Planet Statistics SheetEdit
Here is the basic layout that I will be using for each of the planets a player controls. It shows the planet name, the basic terrain of the planet (class), and the total population. Along with this it shows the class layout of each planet. The first table is the tax sheet. It's pretty self explanatory. The second table is the production sheet. This is how productive each class is. The two major 'units' that are going to be used in this game are credits and man hours per week.

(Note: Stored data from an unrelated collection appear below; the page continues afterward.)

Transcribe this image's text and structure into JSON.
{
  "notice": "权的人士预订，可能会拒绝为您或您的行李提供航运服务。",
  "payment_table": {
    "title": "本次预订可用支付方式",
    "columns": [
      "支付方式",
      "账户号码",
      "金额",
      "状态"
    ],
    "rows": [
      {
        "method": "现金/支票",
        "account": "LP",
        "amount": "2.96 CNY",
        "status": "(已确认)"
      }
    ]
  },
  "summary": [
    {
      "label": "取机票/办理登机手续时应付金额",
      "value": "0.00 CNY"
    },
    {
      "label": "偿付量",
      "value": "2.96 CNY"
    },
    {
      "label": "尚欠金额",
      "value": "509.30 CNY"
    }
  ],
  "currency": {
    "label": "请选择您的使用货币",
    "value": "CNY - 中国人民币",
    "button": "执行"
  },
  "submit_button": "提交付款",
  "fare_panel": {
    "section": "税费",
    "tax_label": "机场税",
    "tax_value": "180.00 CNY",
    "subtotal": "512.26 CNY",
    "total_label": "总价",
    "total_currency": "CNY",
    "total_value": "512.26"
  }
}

If you notice, the higher classes provide more taxable money meaning that if you want to have more money in your pocket from the government than you should encourage the growth of the upper classes. But they are not very productive, whereas the lower classes are productive. This should hopefully create a nice balance in the game between production and profit. You can have a high production and sell more products for money, or you can purchase everything with the vast quantities of money. It will be interesting to see how things work out. Hopefully it is balanced.

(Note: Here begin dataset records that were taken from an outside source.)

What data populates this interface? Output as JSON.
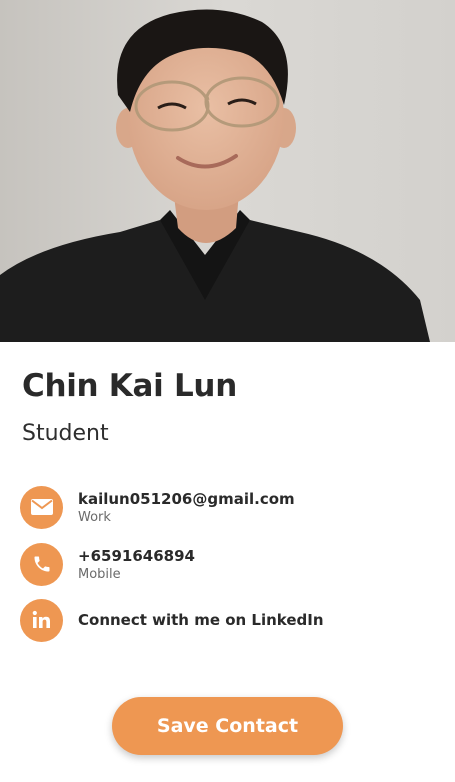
{
  "profile": {
    "name": "Chin Kai Lun",
    "title": "Student"
  },
  "contacts": [
    {
      "icon": "envelope-icon",
      "primary": "kailun051206@gmail.com",
      "secondary": "Work"
    },
    {
      "icon": "phone-icon",
      "primary": "+6591646894",
      "secondary": "Mobile"
    },
    {
      "icon": "linkedin-icon",
      "primary": "Connect with me on LinkedIn",
      "secondary": ""
    }
  ],
  "actions": {
    "save_label": "Save Contact"
  },
  "colors": {
    "accent": "#ee9752",
    "text": "#2a2a2a",
    "muted": "#6a6a6a"
  }
}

There are four major types of planets. The most useful and productive are the terrestrial planets. These are the centers of population and produce the larger amount of trade. Rock planets are harder to colonize and cannot support very large populations. They are still able to do so, but are normally used as production centers, seeing as they still hold the same number of orbital structure slots as regular planets. Ice planets are another type that aren’t as harsh to population numbers. They are still hard to colonize though, and are very similar to rock planets in many ways. The final type of planet are the asteroids. These ‘planets’ are very productive and are automatically home to two types of resources. Below is a table that summarizes this data.
As of right now 10 research points are granted to each nation for every $10,000 in taxes per month.